4. Snack on beef and fish balls

You’ve possibly never tried them so do yourself a favour and pull up a plastic stool at a local noodle house and order the peppered beef balls. Or seek out fish balls if they’re more your thing (the white ones). Beef and fish balls are the Southern Chinese equivalent of the meatball. Unlike European meatballs, the protein is pulverised to a paste, giving the balls a smooth appearance and chewy texture. Intensely flavourful and an interesting textural experience as well as a cheap and very local lunch.

For beef balls try: Tak Fat Beefball (Haiphong Road Temporary Market, Tsimshatsui); For fish balls try: Ming Dynasty: (151A Reclamation St., Yau Ma Tei) or What Chiu Doin’? (G/F, 78-84 Hennessy Rd., Wan Chai)

5. Stock up on beauty products

Hong Kongers love to shop and beauty knows no bounds in this glamour city. For beauty bargains skip the malls and try local chain stores Sa Sa and Bonjour. Each are a haven of discount skincare and cosmetic products and so popular that the sales assistants had out shopping baskets at the front door.

6. Travel the world’s longest outdoor escalator

When you tire of hiking the steep and winding roads of Central and SoHo hitch a ride on the world’s longest outdoor, covered escalator. Stretching 800m in distance and covering an elevation of 135m from bottom to top, this elevator system helps to transport commuters from Hong Kong island’s business hub to their homes in the Mid-Levels. You can jump on or off at several points along the way to explore SoHo’s hip bar and restaurant scenes.

7. Enjoy Dim Sum at the world’s cheapest Michelin Star restaurant

Hong Kong is the place for dim sum and if you’re watching your wallet then Tim Ho Wan is the place for you. This is the world’s cheapest Michelin Star restaurant and while it now has several branches across Hong Kong, it’s worth hunting down the original location in Mongkok. The atmosphere is local and the food is divine, especially the famous pork buns – soft and sweet with a crunchy sugar topping. Tim Ho Wan
(Tsui Yuen Mansion, 2-20 Kwong Wa St, MongKok).

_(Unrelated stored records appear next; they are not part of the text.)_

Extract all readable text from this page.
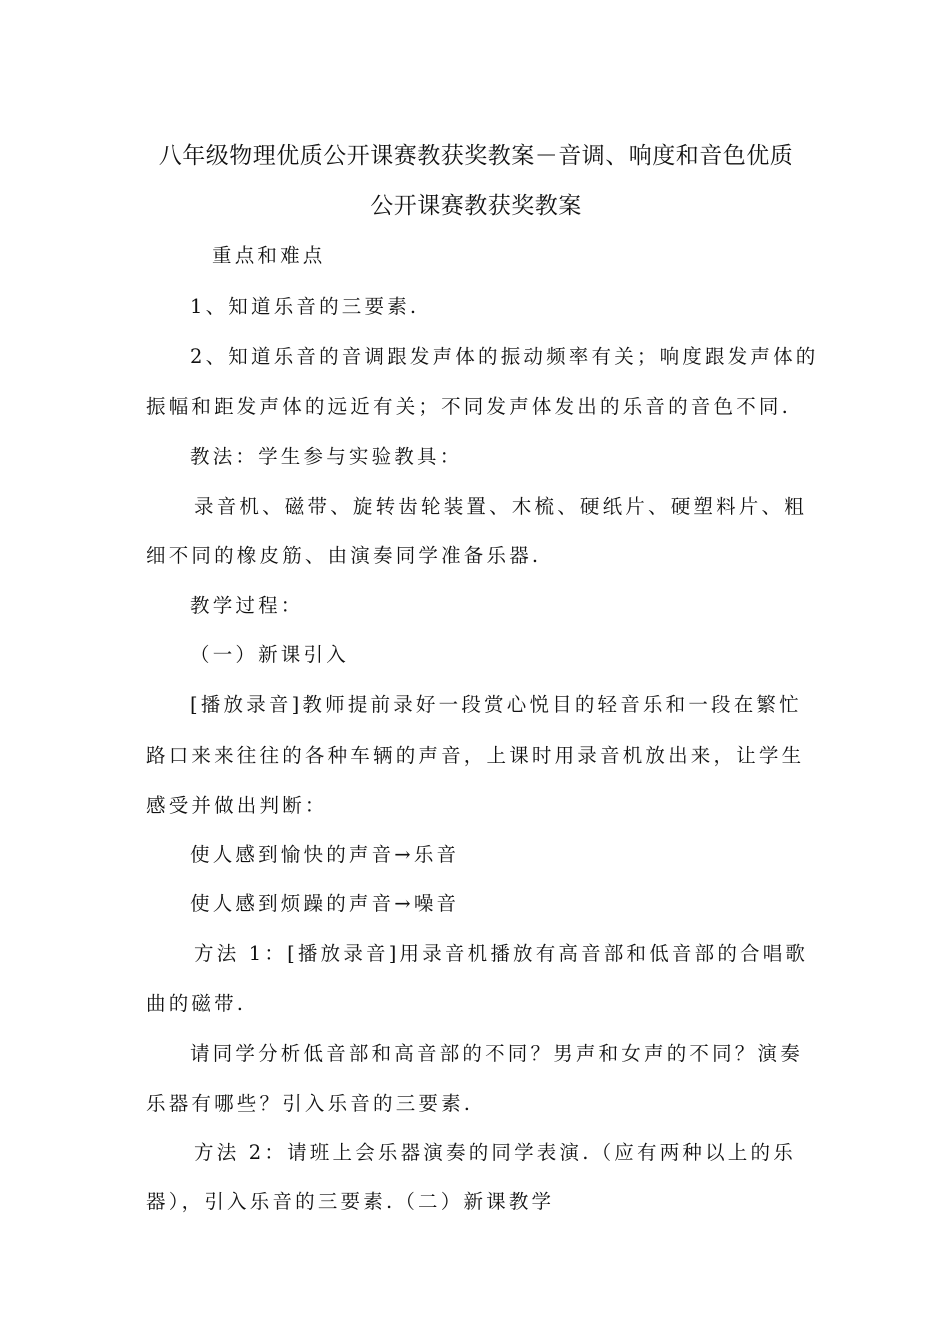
八年级物理优质公开课赛教获奖教案－音调、响度和音色优质
公开课赛教获奖教案
重点和难点
1、知道乐音的三要素.
2、知道乐音的音调跟发声体的振动频率有关；响度跟发声体的
振幅和距发声体的远近有关；不同发声体发出的乐音的音色不同.
教法：学生参与实验教具：
录音机、磁带、旋转齿轮装置、木梳、硬纸片、硬塑料片、粗
细不同的橡皮筋、由演奏同学准备乐器.
教学过程：
（一）新课引入
[播放录音]教师提前录好一段赏心悦目的轻音乐和一段在繁忙
路口来来往往的各种车辆的声音，上课时用录音机放出来，让学生
感受并做出判断：
使人感到愉快的声音→乐音
使人感到烦躁的声音→噪音
方法 1：[播放录音]用录音机播放有高音部和低音部的合唱歌
曲的磁带.
请同学分析低音部和高音部的不同？男声和女声的不同？演奏
乐器有哪些？引入乐音的三要素.
方法 2：请班上会乐器演奏的同学表演.（应有两种以上的乐
器），引入乐音的三要素.（二）新课教学
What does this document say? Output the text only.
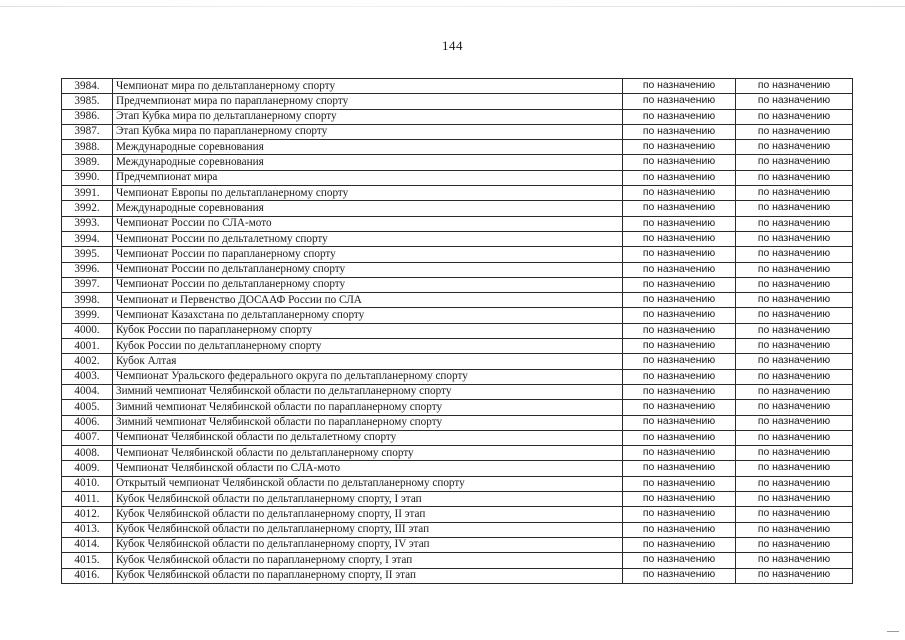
144
3984.	Чемпионат мира по дельтапланерному спорту	по назначению	по назначению
3985.	Предчемпионат мира по парапланерному спорту	по назначению	по назначению
3986.	Этап Кубка мира по дельтапланерному спорту	по назначению	по назначению
3987.	Этап Кубка мира по парапланерному спорту	по назначению	по назначению
3988.	Международные соревнования	по назначению	по назначению
3989.	Международные соревнования	по назначению	по назначению
3990.	Предчемпионат мира	по назначению	по назначению
3991.	Чемпионат Европы по дельтапланерному спорту	по назначению	по назначению
3992.	Международные соревнования	по назначению	по назначению
3993.	Чемпионат России по СЛА-мото	по назначению	по назначению
3994.	Чемпионат России по дельталетному спорту	по назначению	по назначению
3995.	Чемпионат России по парапланерному спорту	по назначению	по назначению
3996.	Чемпионат России по дельтапланерному спорту	по назначению	по назначению
3997.	Чемпионат России по дельтапланерному спорту	по назначению	по назначению
3998.	Чемпионат и Первенство ДОСААФ России по СЛА	по назначению	по назначению
3999.	Чемпионат Казахстана по дельтапланерному спорту	по назначению	по назначению
4000.	Кубок России по парапланерному спорту	по назначению	по назначению
4001.	Кубок России по дельтапланерному спорту	по назначению	по назначению
4002.	Кубок Алтая	по назначению	по назначению
4003.	Чемпионат Уральского федерального округа по дельтапланерному спорту	по назначению	по назначению
4004.	Зимний чемпионат Челябинской области по дельтапланерному спорту	по назначению	по назначению
4005.	Зимний чемпионат Челябинской области по парапланерному спорту	по назначению	по назначению
4006.	Зимний чемпионат Челябинской области по парапланерному спорту	по назначению	по назначению
4007.	Чемпионат Челябинской области по дельталетному спорту	по назначению	по назначению
4008.	Чемпионат Челябинской области по дельтапланерному спорту	по назначению	по назначению
4009.	Чемпионат Челябинской области по СЛА-мото	по назначению	по назначению
4010.	Открытый чемпионат Челябинской области по дельтапланерному спорту	по назначению	по назначению
4011.	Кубок Челябинской области по дельтапланерному спорту, I этап	по назначению	по назначению
4012.	Кубок Челябинской области по дельтапланерному спорту, II этап	по назначению	по назначению
4013.	Кубок Челябинской области по дельтапланерному спорту, III этап	по назначению	по назначению
4014.	Кубок Челябинской области по дельтапланерному спорту, IV этап	по назначению	по назначению
4015.	Кубок Челябинской области по парапланерному спорту, I этап	по назначению	по назначению
4016.	Кубок Челябинской области по парапланерному спорту, II этап	по назначению	по назначению
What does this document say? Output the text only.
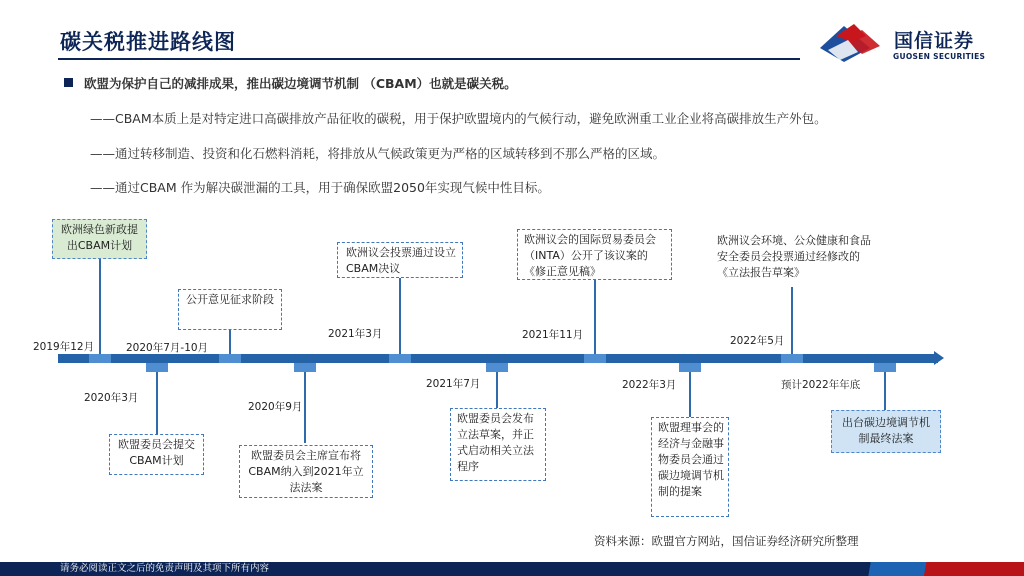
碳关税推进路线图	国信证券
GUOSEN SECURITIES
欧盟为保护自己的减排成果，推出碳边境调节机制 （CBAM）也就是碳关税。
——CBAM本质上是对特定进口高碳排放产品征收的碳税，用于保护欧盟境内的气候行动，避免欧洲重工业企业将高碳排放生产外包。
——通过转移制造、投资和化石燃料消耗，将排放从气候政策更为严格的区域转移到不那么严格的区域。
——通过CBAM 作为解决碳泄漏的工具，用于确保欧盟2050年实现气候中性目标。
2019年12月
2020年3月
2020年7月-10月
2020年9月
2021年3月
2021年7月
2021年11月
2022年3月
2022年5月
预计2022年年底
欧洲绿色新政提出CBAM计划
欧盟委员会提交CBAM计划
公开意见征求阶段
欧盟委员会主席宣布将CBAM纳入到2021年立法法案
欧洲议会投票通过设立CBAM决议
欧盟委员会发布立法草案，并正式启动相关立法程序
欧洲议会的国际贸易委员会（INTA）公开了该议案的《修正意见稿》
欧盟理事会的经济与金融事物委员会通过碳边境调节机制的提案
欧洲议会环境、公众健康和食品安全委员会投票通过经修改的《立法报告草案》
出台碳边境调节机制最终法案
资料来源：欧盟官方网站，国信证券经济研究所整理
请务必阅读正文之后的免责声明及其项下所有内容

8. Visit the dark side – Kowloon Walled City park

One of Hong Kong’s least talked about tourist attractions, the Kowloon Walled City Park is a must for anybody interested in the darker side of an otherwise shiny city. Prior to being torn down in 1993 the Walled City was the most densely populated area of land on the planet. At only 6.5 acres it housed 33,000 residents in an ungoverned, unregulated series of buildings upon buildings that measured 14 stories high. Once a Chinese military fort, the walled city was left out of the leasing agreement when Hong Kong was ceded to Britain. As a result, it became a lawless area controlled by neither the British nor the Chinese and home to factories, schools, businesses, illegal dentists and doctors, criminal gangs and thousands of everyday people. Prior to the handover in 1997 the walled city was pulled down, its residents compensated and relocated. Today sits a Chinese garden, a bronze model of the walled city and remnants of the original military garrison gate. Kowloon Walled City Park (Kowloon City, Hong Kong).

9. Munch on egg and coconut tarts

Cheap, sweet, tasty. Found at many a bakery store, although Tai Cheong Bakery in Central is famed for these delicacies. Try: Tai Cheong Bakery (35 Lyndhurst Terrace, Central).

10. Take the ferry

What better way to see Hong Kong’s Victoria Harbour than by ferry. For HK $85 you can take a one-hour round-trip harbour cruise on The Star Ferry, stopping at Tsim Sha Tsui, Central and Wan Chai. For a cheaper (but quicker) experience take a one-way trip across the harbour and view the Hong Kong skyline from the upper deck. Star Ferry Pier (Kowloon Point, Hong Kong).